Music...why is it so, so, musical?

I know there are rules to making chords that sound nice, chords that sound sad, and combinations of notes that sound bad, bad, bad. My question is why? Why does our brain think these combinations of frequencies sound good, bad or sad together? Some preferences may be acquired but some of this must be hard-wired. Does anyone know how?

Because that’s just the way I write them.

Respectfully,
Music.

I’ve been alive for ever, and I wrote the very first songs.

One aspect of the musicalness of music lies in what my Intro to Music Appreciation textbook calls “the miracle of the octave” which basically says that notes that are an octave apart have whole number ratios of their frequencies. In other words, if middle C is 220Hz, the next C higher is 440Hz, then 880Hz and so forth.

choosybeggar asked:

What a great question!

Preferences in music vary widely from culture and people within the same culture. You may prefer country, I may prefer death metal.

There are some sequences of tones that seem to have a near-global appeal. What the Western world commonly refers to as the Pentatonic Minor (a 5-note scale - In C: C Eb F G Bb) is also widely used in Asian and Indian music.

The tri-tone (also known as diminished 5th or augmented 4th - In C: C-F#/Gb) was known as diabolus in musica by the earlier Catholic Church and forbidden (as much as they were able) in popular music, due to the chaotic and evil sound. This interval is present in nearly every heavy metal song ever written for the same reason.

So, there is evidence that certain things are “hard-wired” in the brain. But some chords and melodic patterns are not so easily understood and appreciated immediately, as anyone who listens to free jazz will certainly attest (usually with much snobbery about being able to appreciate such music).

Intervals in music are generally characterized as consonant (pleasing) or dissonant (displeasing). The two main types of dissonance are harmonic (occuring at the same time) and melodic (occuring in sequence).

Perhaps the main consideration of what constitutes pleasing and displeasing from a mathematical standpoint is the ratio of each note’s frequency to the other.

For example, under Pythagorean Tuning fifths have a ratio of 3:2. This is a stable and pleasing consonance. Octaves are (as USCDiver pointed out) 2:1. These ratios as well as the reliance of fifths and octaves to very consonant is a common thread through nearly all music, regardless of cultural origion.

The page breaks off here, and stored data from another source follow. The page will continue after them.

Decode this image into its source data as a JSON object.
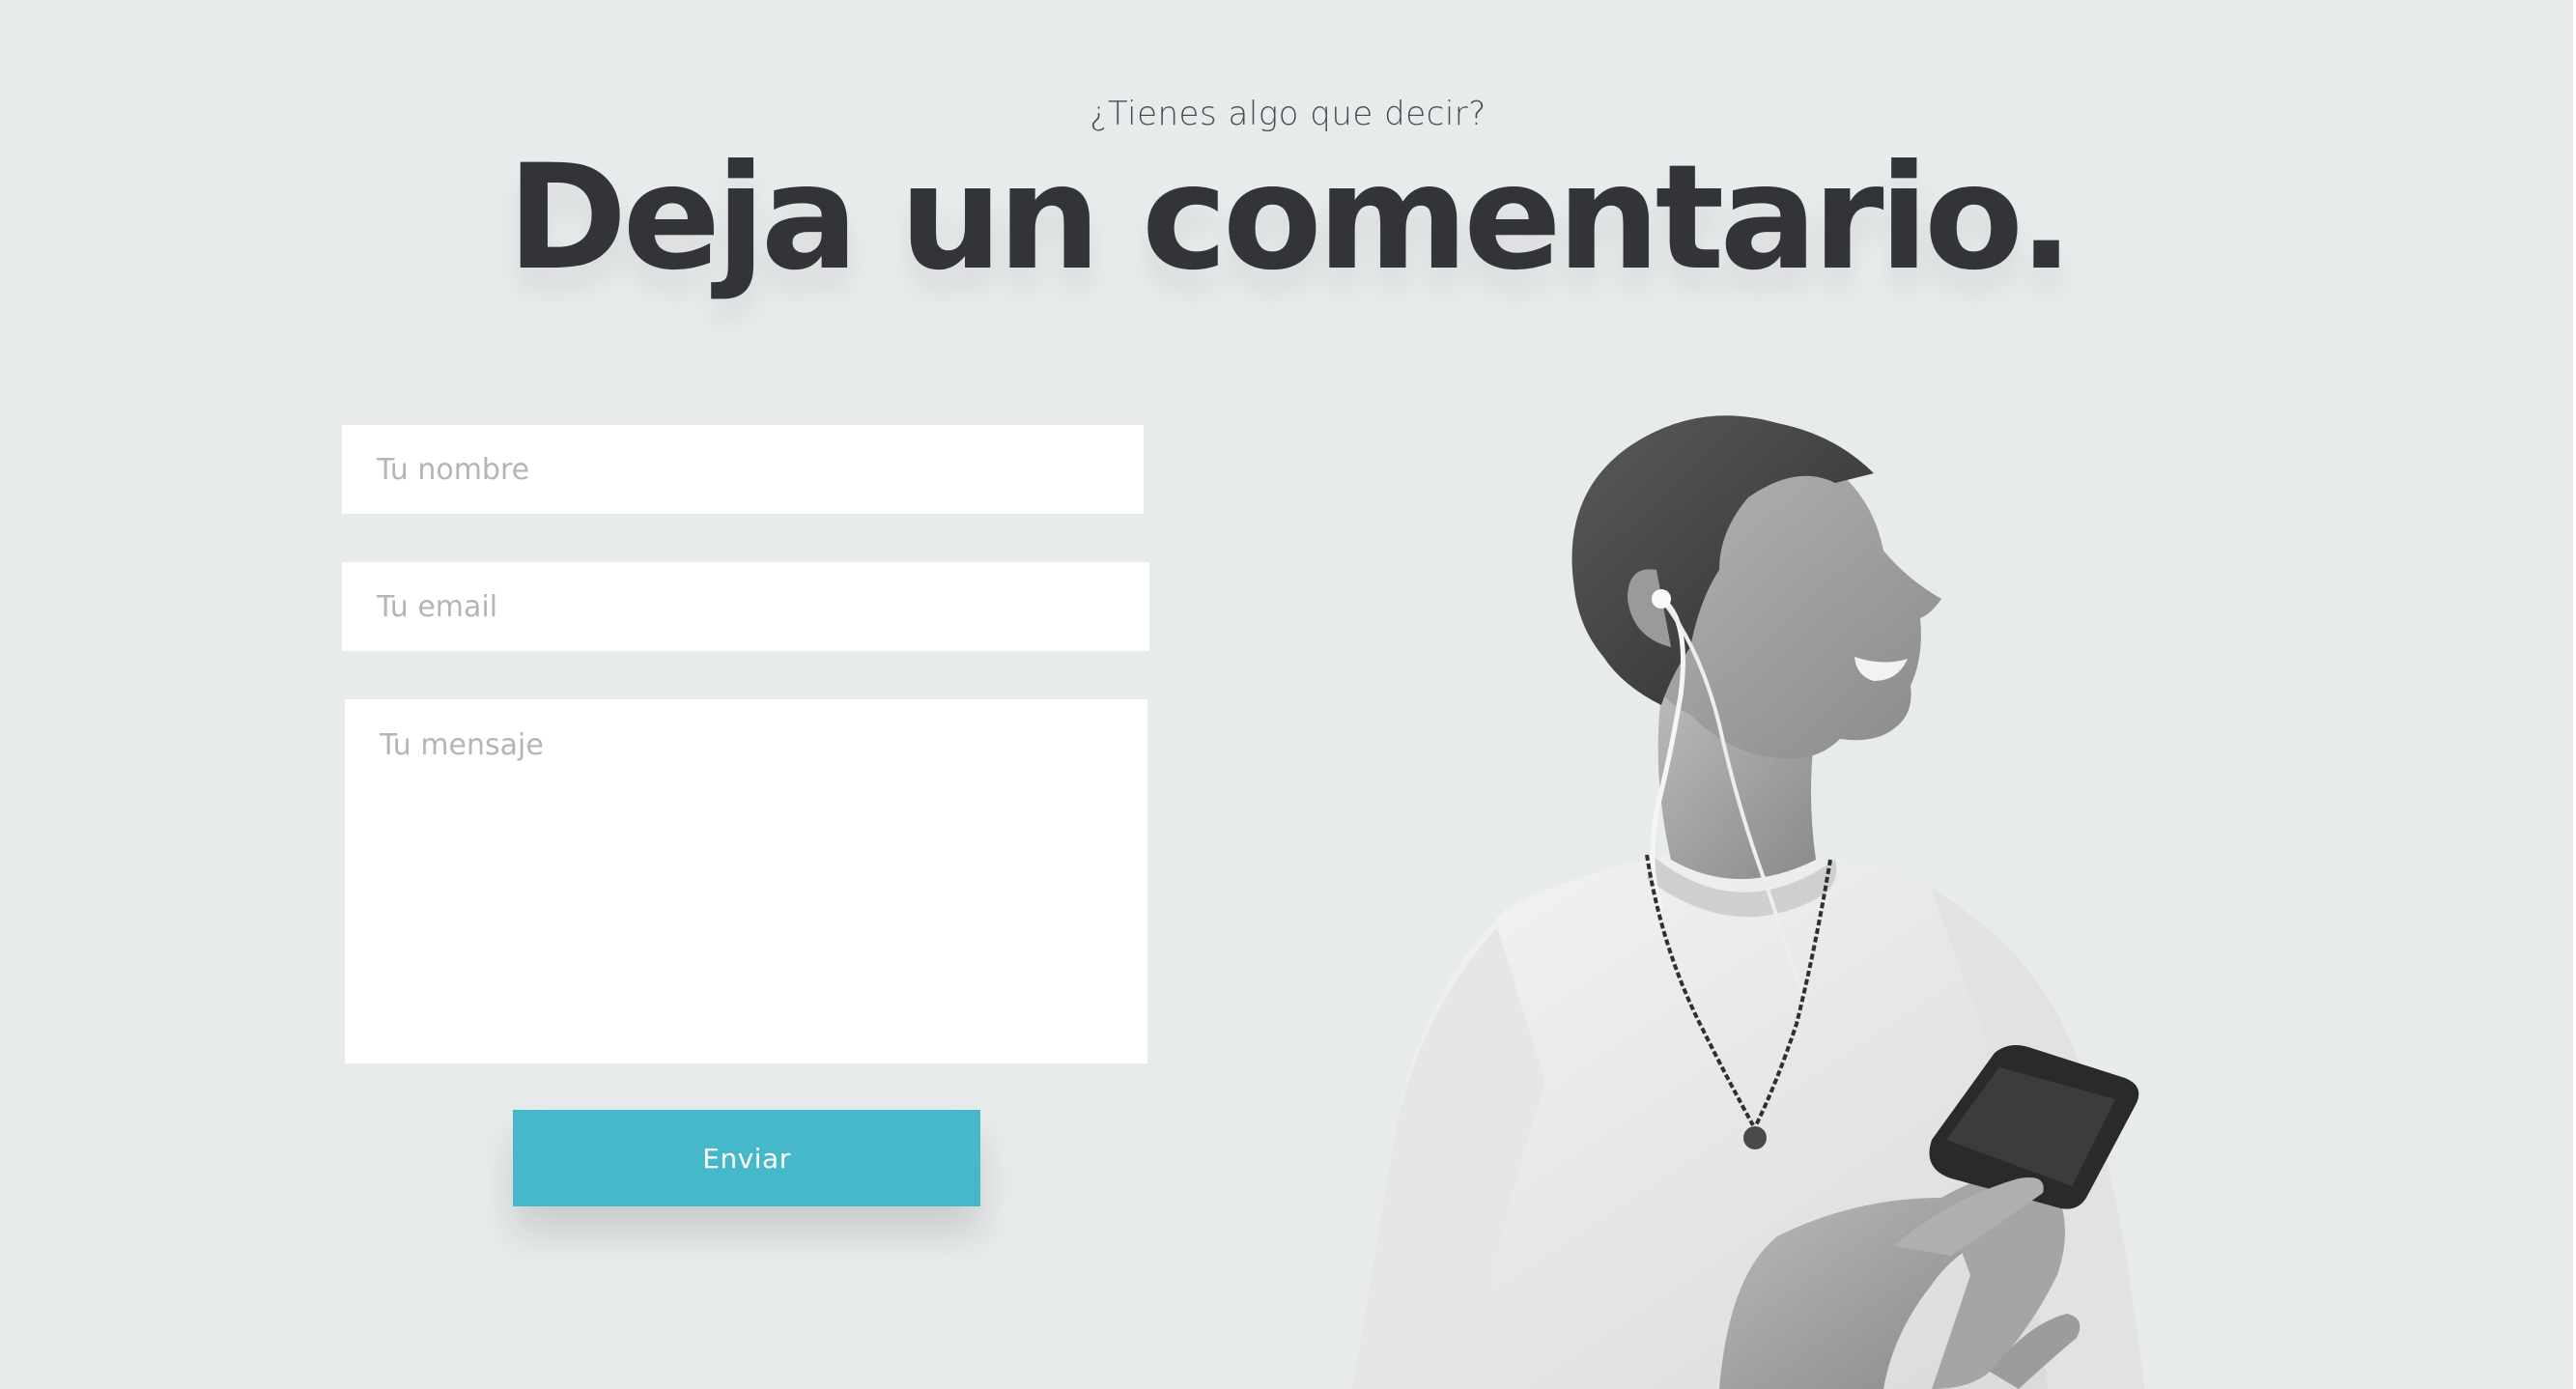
{
  "header": {
    "kicker": "¿Tienes algo que decir?",
    "title": "Deja un comentario."
  },
  "form": {
    "name_placeholder": "Tu nombre",
    "email_placeholder": "Tu email",
    "message_placeholder": "Tu mensaje",
    "submit_label": "Enviar"
  },
  "colors": {
    "background": "#e8ebec",
    "accent": "#45b8ca",
    "title": "#333437"
  },
  "image": {
    "icon": "person-with-phone-photo"
  }
}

Of course, one purpose of just intonation is to provide a more “useable” ratios amongst all the intervals in that particular scale.

A great FAQ on the evolution of modern music is here. This touches on the OP in several different ways and much deeper than I am able.

Perhaps one way of thinking about what makes the right notes is to hear someone tuning a guitar by ear. As the string being tuned changes pitch in relation to a reference note, a wavering or cycling sound is heard. This is an unpleasant ratio that is resolved when the string is in tune.

As for why major is “happy” and minor is “sad”, etc. I really have no idea…except it sounds that way to me.